The Quit

I want to quit, I want to stop, I can not do this, what are you doing!?  This is what my body is telling me the first 10 minutes of my run.  This happens every single time I go for my run.  My mind toys with the idea of stopping.  It gives me the image of relaxing on the coach, having a gallon of ice cream, and watching reruns of Seinfeld, basically heaven for me.   I have never been a fan of running long distance, but the past couple of years I have started to take on the challenge.  The first couple of weeks were terrible.  I would get a half mile in and walk because I was listening to the awful voice of, “take it easy” I knew I would continue to suck on these runs if I kept being a weak minded dick about it.  One day, I went out and blocked out that voice and got through the hardest part of my run, and when it was over; I felt energized.  The next day  I did the same thing, I fought through the difficult part, and came back feeling awesome.  This was a snowball effect that had me to the point at any time during my run where it became difficult I pushed  through because I knew I could do it.

 

I look around when I am public and it scares the hell out of me.  I see people, and I know they have given up, they listened to the little devil voice to take the easy way out.  They gave up on the hard project at work, they gave up standing up for themselves, they quit in the middle of a task.  The easy way out feels good, but it only feels good for 5 minutes then that feeling is forgotten.  However, the feeling of conquering a difficult task, that is the stuff that sticks with a person for the long haul.  The mind now knows that it can get through a hard task, it becomes engrained in your mind.   This can be applied for anything in life.  The quit is dangerous if you give in to it, but if you stiff arm it and keep going you build that muscle to overcome adversity.  WE can conquer the quit and not be like everyone who has given in to it, or we can give in to be mediocre lemmings.  The choice is ours, and we all know what has to be done.

Death

We are all dying, every second a piece of our lives is gone.  We take no notice to it, and go on with our day.  Worrying about an average job we don’t care about, trying to be someone who we are not, but we give no thought that this life can end in less than a second.

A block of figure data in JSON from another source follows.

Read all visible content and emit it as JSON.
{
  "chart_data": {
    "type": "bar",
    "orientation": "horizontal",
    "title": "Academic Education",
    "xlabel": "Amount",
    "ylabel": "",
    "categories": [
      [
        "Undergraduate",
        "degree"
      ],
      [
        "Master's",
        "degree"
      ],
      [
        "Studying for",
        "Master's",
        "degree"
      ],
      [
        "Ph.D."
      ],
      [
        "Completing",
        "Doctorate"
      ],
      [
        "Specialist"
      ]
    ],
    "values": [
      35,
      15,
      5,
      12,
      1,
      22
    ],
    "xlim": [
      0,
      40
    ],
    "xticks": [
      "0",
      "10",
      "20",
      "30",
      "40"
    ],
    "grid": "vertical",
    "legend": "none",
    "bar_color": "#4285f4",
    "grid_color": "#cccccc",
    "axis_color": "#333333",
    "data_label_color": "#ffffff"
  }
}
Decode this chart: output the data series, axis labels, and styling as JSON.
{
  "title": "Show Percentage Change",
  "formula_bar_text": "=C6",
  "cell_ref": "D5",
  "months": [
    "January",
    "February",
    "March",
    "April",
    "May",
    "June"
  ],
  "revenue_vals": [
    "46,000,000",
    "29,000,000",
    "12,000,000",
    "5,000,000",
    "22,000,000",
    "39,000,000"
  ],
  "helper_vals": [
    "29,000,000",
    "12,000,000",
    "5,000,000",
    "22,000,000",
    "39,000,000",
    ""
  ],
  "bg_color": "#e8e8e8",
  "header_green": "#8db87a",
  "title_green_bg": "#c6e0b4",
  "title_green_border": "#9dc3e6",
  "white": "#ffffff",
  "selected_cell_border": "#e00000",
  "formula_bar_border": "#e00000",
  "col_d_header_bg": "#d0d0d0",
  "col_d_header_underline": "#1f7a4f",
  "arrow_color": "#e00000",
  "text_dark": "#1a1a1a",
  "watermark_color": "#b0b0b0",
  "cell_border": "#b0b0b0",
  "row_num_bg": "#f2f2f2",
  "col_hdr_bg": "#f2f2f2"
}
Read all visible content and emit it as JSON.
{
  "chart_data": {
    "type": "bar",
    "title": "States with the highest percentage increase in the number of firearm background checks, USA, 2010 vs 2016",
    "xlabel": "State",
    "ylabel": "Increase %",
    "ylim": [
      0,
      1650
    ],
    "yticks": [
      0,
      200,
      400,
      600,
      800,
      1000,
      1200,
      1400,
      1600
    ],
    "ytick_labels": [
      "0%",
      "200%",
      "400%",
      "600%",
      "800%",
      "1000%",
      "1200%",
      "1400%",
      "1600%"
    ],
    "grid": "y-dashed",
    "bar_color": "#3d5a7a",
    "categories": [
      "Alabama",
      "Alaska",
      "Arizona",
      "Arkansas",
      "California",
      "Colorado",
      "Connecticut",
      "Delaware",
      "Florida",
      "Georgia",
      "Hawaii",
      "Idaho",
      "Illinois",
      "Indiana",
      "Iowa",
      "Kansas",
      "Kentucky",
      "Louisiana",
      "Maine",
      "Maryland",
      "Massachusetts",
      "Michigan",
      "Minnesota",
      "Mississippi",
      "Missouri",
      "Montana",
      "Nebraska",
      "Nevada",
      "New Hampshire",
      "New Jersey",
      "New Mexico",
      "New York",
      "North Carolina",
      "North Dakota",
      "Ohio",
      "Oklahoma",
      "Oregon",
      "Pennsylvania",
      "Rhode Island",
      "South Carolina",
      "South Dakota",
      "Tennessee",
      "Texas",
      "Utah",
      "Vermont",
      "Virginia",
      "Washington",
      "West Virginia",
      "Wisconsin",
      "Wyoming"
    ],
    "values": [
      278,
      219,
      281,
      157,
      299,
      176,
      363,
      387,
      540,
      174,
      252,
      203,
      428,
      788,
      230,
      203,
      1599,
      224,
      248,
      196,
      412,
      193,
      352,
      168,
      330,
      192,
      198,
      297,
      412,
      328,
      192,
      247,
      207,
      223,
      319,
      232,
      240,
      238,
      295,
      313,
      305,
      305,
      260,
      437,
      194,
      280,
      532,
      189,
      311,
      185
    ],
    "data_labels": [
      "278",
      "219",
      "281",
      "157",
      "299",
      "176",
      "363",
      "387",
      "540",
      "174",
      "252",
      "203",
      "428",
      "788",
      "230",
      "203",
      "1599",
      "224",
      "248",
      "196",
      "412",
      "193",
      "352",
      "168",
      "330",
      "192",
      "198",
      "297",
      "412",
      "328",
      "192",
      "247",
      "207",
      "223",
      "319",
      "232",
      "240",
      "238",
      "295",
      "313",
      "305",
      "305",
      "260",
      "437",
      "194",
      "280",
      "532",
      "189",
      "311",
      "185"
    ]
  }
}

People are terrified to take chance on a new adventure in life, but they are okay taking shit from a boss who they hate, how does this make sense?  As far as I know we get one shot at this life, so why not make the most out of it?  Getting worked up about an email, or a bad phone call does not matter in the long run.  There are people who are little ants in this world doing what they are told to do.  They fall in line, and then complain that life is not fair and blame everyone else except the person in the mirror.  Stop.  We all have choices and if there is something that needs to change then do it, but do not complain everyday how you hate your job then do nothing about it.  Take a chance on that one thing that will make your happy and do it, if you fail, so what because in the grand scheme of things it does not matter.  Seek death, seek the unknown, put the compass away and go down the road that scares the hell out of you because the next eye blink could be the last.